Usagers de la route
Le saviez-vous ?
 
L
e saviez-vous ? Le passage devant un tribunal n’est pas systématique pour sanctionner les petits excès de vitesse. En revanche, il est systématique pour un excès de vitesse supérieur à 50 km/h
La lutte contre les infractions au Code de la route s'est grandement intensifiée en 15 ans. Il y a, en 2011, 7 fois plus d'infractions traitées par les services de police ou de gendarmerie qu'il n’y en avait en 1996. Or, traiter autant d'infractions (plus de 7 millions en 2011) nécessite d'automatiser le processus entre le contrôle et la sanction de l’infraction, et de ne faire comparaitre devant les tribunaux que les personnes ayant commis les infractions au Code de la route les plus graves. Au risque sinon d'engorger complètement les tribunaux. Les excès de vitesse représentent la part la plus importante des infractions au Code de la route (78 % des infractions). Cette part n’est pas prête de diminuer, surtout quand on sait qu’il est désormais formellement interdit aux usagers de la route d’utiliser des avertisseurs de radar pour tenter d’éviter les contrôles. Juger tous les cas d’excès de vitesse devant un tribunal serait dès lors un vrai risque de définitivement engorger tous les tribunaux de France.
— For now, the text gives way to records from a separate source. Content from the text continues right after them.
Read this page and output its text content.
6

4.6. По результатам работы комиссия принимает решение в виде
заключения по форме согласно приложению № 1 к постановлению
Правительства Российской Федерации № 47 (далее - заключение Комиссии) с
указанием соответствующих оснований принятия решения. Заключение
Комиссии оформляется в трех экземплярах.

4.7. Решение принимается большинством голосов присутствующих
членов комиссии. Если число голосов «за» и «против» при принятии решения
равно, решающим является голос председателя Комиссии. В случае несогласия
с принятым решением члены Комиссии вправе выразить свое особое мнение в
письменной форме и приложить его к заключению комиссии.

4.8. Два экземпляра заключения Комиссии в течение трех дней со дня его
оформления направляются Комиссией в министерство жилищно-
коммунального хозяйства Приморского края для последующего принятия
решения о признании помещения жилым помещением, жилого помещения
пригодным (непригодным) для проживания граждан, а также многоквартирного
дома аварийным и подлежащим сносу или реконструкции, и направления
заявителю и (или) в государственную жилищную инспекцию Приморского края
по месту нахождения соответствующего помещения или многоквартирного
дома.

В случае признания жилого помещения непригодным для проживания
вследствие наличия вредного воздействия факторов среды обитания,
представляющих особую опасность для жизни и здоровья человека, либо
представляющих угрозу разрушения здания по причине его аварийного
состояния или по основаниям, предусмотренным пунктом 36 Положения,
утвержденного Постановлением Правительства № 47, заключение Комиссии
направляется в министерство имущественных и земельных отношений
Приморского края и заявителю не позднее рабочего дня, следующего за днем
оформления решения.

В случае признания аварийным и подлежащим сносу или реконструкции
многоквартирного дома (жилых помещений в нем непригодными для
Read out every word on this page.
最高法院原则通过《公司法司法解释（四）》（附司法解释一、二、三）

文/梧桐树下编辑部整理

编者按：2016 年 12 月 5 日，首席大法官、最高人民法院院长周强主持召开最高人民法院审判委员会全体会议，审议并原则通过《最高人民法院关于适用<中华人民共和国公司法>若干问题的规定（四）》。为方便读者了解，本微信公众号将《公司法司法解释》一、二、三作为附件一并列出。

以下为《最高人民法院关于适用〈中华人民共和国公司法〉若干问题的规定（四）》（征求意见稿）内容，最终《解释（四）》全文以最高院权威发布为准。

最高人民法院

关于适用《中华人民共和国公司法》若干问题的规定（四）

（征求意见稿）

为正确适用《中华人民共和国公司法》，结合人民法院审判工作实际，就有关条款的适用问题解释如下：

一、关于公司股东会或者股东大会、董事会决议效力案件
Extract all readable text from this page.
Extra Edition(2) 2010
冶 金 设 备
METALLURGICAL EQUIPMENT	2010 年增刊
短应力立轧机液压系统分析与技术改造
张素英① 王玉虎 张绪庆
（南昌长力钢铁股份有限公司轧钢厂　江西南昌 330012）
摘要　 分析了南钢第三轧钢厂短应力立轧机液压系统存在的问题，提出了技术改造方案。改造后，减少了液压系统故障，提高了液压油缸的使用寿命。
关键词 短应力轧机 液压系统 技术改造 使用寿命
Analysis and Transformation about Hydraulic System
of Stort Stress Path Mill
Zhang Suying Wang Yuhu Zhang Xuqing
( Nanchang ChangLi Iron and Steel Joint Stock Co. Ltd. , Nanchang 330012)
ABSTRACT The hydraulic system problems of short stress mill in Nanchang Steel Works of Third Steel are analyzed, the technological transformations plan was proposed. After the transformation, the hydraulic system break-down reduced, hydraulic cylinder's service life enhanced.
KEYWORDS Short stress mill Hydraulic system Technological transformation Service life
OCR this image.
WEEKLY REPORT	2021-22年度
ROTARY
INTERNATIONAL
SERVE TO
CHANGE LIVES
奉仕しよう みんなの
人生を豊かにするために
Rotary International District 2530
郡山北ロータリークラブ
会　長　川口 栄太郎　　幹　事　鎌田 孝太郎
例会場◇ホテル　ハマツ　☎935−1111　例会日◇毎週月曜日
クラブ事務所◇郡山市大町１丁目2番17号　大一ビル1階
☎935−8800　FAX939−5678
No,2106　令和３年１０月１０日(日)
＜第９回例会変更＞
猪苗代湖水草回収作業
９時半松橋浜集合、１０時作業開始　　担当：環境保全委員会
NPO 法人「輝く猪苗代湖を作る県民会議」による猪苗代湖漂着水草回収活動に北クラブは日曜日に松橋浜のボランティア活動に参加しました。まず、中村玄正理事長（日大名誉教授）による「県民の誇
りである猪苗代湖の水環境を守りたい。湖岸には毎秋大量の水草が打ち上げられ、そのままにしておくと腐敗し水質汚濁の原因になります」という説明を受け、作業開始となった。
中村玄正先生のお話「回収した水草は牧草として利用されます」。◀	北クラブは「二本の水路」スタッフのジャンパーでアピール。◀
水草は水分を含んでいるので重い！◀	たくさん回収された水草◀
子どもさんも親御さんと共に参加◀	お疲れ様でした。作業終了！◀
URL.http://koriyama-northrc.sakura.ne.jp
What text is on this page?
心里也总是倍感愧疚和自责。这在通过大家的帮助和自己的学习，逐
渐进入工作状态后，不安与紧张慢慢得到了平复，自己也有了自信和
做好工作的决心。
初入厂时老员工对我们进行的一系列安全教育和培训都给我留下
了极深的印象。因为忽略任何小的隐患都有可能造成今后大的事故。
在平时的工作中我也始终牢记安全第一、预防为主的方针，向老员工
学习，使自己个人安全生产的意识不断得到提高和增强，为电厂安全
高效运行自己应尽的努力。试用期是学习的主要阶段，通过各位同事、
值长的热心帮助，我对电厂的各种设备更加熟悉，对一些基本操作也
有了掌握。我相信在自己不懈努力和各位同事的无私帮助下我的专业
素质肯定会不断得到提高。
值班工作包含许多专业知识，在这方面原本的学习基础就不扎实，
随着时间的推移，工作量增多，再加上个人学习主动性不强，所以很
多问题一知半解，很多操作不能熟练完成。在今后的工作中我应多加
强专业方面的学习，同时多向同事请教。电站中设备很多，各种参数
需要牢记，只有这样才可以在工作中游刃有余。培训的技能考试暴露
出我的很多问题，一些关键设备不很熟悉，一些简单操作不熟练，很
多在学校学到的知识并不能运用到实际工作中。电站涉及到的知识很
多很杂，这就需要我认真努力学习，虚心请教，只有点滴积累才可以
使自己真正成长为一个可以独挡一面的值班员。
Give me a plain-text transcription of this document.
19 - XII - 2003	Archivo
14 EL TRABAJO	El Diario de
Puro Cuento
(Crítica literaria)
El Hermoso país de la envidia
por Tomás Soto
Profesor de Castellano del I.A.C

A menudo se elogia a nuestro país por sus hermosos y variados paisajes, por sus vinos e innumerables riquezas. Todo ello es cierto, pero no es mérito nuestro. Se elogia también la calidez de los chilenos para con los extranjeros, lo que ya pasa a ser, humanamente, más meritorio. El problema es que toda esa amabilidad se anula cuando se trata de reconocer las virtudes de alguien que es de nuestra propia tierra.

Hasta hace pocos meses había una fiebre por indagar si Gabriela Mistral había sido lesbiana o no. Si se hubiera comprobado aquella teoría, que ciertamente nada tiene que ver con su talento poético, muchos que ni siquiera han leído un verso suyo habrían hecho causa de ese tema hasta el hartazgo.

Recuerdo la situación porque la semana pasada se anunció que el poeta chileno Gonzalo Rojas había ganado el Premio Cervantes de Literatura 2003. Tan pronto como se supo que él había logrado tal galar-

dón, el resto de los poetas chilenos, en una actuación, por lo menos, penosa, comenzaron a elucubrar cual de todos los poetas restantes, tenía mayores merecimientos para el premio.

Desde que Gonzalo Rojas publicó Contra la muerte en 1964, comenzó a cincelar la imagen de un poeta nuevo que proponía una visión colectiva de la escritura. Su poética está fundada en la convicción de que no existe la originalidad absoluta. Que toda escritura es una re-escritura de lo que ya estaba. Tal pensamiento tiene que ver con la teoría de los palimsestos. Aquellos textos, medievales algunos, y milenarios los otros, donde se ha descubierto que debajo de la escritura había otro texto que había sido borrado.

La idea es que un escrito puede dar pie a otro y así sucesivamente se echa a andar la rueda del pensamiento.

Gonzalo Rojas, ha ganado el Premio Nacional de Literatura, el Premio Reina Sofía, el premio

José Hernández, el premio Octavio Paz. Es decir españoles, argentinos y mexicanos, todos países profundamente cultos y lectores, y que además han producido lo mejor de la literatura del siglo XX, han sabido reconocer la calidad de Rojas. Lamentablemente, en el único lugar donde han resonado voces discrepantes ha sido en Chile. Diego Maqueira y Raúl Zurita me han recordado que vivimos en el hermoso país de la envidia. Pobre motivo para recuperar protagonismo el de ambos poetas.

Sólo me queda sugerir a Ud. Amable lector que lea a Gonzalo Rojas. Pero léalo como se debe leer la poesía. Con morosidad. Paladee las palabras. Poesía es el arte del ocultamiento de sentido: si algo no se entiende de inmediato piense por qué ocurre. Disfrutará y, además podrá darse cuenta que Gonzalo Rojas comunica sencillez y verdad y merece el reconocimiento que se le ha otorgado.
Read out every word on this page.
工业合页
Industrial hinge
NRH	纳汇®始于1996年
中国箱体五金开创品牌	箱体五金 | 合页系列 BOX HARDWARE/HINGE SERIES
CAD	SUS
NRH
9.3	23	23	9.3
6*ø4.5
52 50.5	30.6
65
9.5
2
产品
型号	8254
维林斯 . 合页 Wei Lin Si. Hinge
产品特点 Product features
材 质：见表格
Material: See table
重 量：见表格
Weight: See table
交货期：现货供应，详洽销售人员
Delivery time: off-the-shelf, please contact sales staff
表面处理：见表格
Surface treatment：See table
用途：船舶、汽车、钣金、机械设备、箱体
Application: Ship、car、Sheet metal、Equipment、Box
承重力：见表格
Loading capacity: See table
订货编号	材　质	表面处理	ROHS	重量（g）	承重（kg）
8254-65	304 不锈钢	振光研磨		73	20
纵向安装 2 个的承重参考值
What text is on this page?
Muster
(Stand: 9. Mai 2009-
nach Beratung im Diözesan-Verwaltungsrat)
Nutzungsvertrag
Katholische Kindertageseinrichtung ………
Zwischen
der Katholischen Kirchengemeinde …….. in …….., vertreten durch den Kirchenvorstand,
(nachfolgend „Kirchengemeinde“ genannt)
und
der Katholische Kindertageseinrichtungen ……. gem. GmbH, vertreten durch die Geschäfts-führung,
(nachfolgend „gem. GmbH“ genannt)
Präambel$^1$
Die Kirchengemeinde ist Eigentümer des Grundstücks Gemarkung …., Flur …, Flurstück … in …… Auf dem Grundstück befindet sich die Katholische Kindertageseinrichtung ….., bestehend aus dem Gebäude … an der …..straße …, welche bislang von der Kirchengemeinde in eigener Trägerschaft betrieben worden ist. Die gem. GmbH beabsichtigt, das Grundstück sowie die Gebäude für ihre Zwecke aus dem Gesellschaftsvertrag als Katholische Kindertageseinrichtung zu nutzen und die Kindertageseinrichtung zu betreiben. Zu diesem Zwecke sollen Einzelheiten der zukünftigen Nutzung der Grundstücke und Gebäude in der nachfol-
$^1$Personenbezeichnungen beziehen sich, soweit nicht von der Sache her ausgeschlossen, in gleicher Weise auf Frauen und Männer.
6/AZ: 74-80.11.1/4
Ainsi, pour les excès de vitesse, il a été décidé qu’un excès de vitesse supérieur à 50 km/h serait le seuil a partir duquel le passage devant un tribunal serait systématique.
Le législateur sanctionne durement la vitesse excessive. La sanction est proportionnée au dépassement de la vitesse autorisée. Les excès de vitesse inférieurs à 20 km/h sont les excès de vitesse les plus faiblement sanctionnés. Ils donnent lieu à la perte de 1 point sur le permis de conduire et au paiement d'une amende forfaitaire (de 68 euros si l'infraction est commise hors agglomération, 135 euros si l'infraction est commise en agglomération). Puis les sanctions se durcissent par tranche de dépassement de 10 km/h au-dessus de la vitesse limite autorisée. Si l'excès de vitesse est compris entre 20 et 30 km/h, 2 points sont retirés du permis de conduire. SI l'excès de vitesse est compris entre 30 et 40 km/h, 3 points sont retirés et 4 points si l'excès de vitesse est compris entre 40 et 50 km/h.

Pour ces infractions au Code de la route, les sanctions sont une amende et une perte de points. En revanche, le passage devant le tribunal de police n'est pas systématique. Il n'intervient qu'en cas de contestation. Quelle que soit la contestation : contestation du procès-verbal, contestation d’une photo prise par un radar. Dans ce cas, l'infraction est jugée. La sanction, que la personne encourt alors, ne correspond plus aux grilles de l'amende forfaitaire, l'amende est fixée librement par le tribunal. Mais les retraits de points encourus sont les mêmes que si la personne n'avait pas contesté.
Lorsque l'excès de vitesse dépasse la vitesse limite autorisée de plus de 50 km/h, le passage devant le tribunal de police est systématique. L'infraction est punie à l'article R413-14-1 du Code de la route. Elle donne lieu à un retrait de 6 points du permis de conduire, une amende prévue pour les contraventions de 5ème classe (jusqu'à 1.500 euros), une possible annulation du permis de conduire pour 3 ans sans possibilité d'aménagement pour raisons professionnelles, une obligation de suivre à ses frais un stage de sensibilisation routière et la confiscation du véhicule lorsque l'auteur de l'infraction en est propriétaire.

Quand on commet une infraction au Code de la route, il est difficile de savoir si c'est une bonne chose de ne pas passer devant un tribunal. Bon nombre d'usagers de la route préfèrent ne pas passer devant un tribunal. La sanction est sans doute ainsi plus impersonnelle. Mais du coup, elle n'a pas la valeur pédagogique que peut avoir une sanction prononcée par un juge. Ce n'est parfois qu'au moment où l'usager de la route voit son permis de conduire annulé qu'il prend conscience de la dangerosité de son comportement. Mais il est alors trop tard. Trop tard également pour songer à récupérer des points sur son permis de conduire. En outre, lorsque l'usager de la route ne passe pas devant un tribunal, il ne peut pas se faire entendre et avancer des circonstances atténuantes tentant d’expliquer son geste.